FILESTREAM (SQL Server)
FILESTREAM enables SQL Server-based applications to store unstructured data, such as documents and images, on the file system. Applications can leverage the rich streaming APIs and performance of the file system and at the same time maintain transactional consistency between the unstructured data and corresponding structured data.
FILESTREAM integrates the SQL Server Database Engine with an NTFS file system by storing varbinary(max)
binary large object (BLOB) data as files on the file system. Transact-SQL statements can insert, update, query, search, and back up FILESTREAM data. Win32 file system interfaces provide streaming access to the data.
FILESTREAM uses the NT system cache for caching file data. This helps reduce any effect that FILESTREAM data might have on Database Engine performance. The SQL Server buffer pool is not used; therefore, this memory is available for query processing.
FILESTREAM is not automatically enabled when you install or upgrade SQL Server. You must enable FILESTREAM by using SQL Server Configuration Manager and SQL Server Management Studio. To use FILESTREAM, you must create or modify a database to contain a special type of filegroup. Then, create or modify a table so that it contains a varbinary(max)
column with the FILESTREAM attribute. After you complete these tasks, you can use Transact-SQL and Win32 to manage the FILESTREAM data.
For more information about installing and using FILESTREAM, see the list of Related Tasks.
In SQL Server, BLOBs can be standard varbinary(max)
data that stores the data in tables, or FILESTREAM varbinary(max)
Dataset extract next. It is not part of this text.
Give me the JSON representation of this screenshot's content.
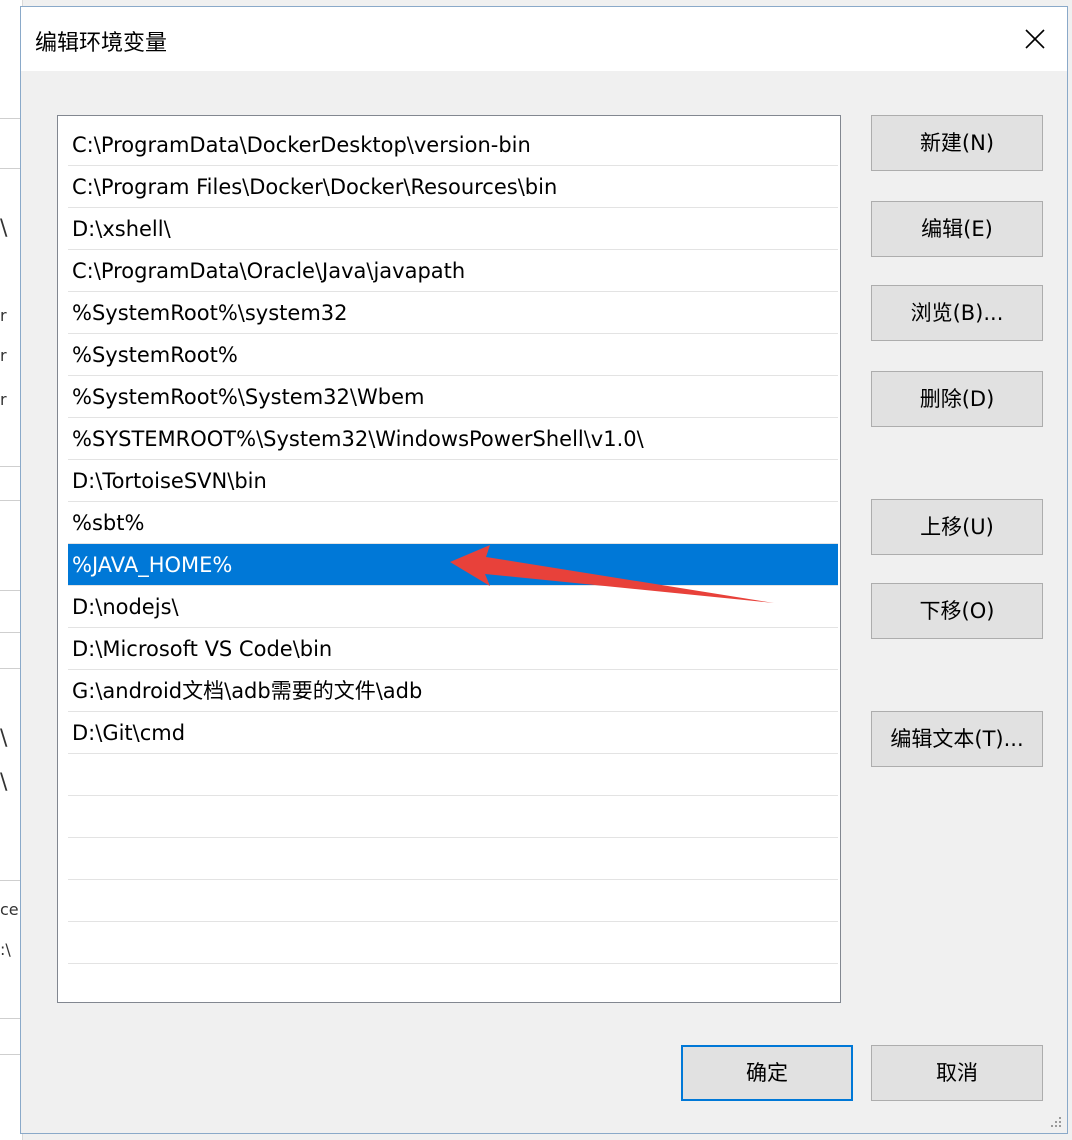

objects that store the data in the file system. The size and use of the data determines whether you should use database storage or file system storage. If the following conditions are true, you should consider using FILESTREAM:
Objects that are being stored are, on average, larger than 1 MB.
Fast read access is important.
You are developing applications that use a middle tier for application logic.
For smaller objects, storing varbinary(max)
BLOBs in the database often provides better streaming performance.
FILESTREAM storage is implemented as a varbinary(max)
column in which the data is stored as BLOBs in the file system. The sizes of the BLOBs are limited only by the volume size of the file system. The standard varbinary(max)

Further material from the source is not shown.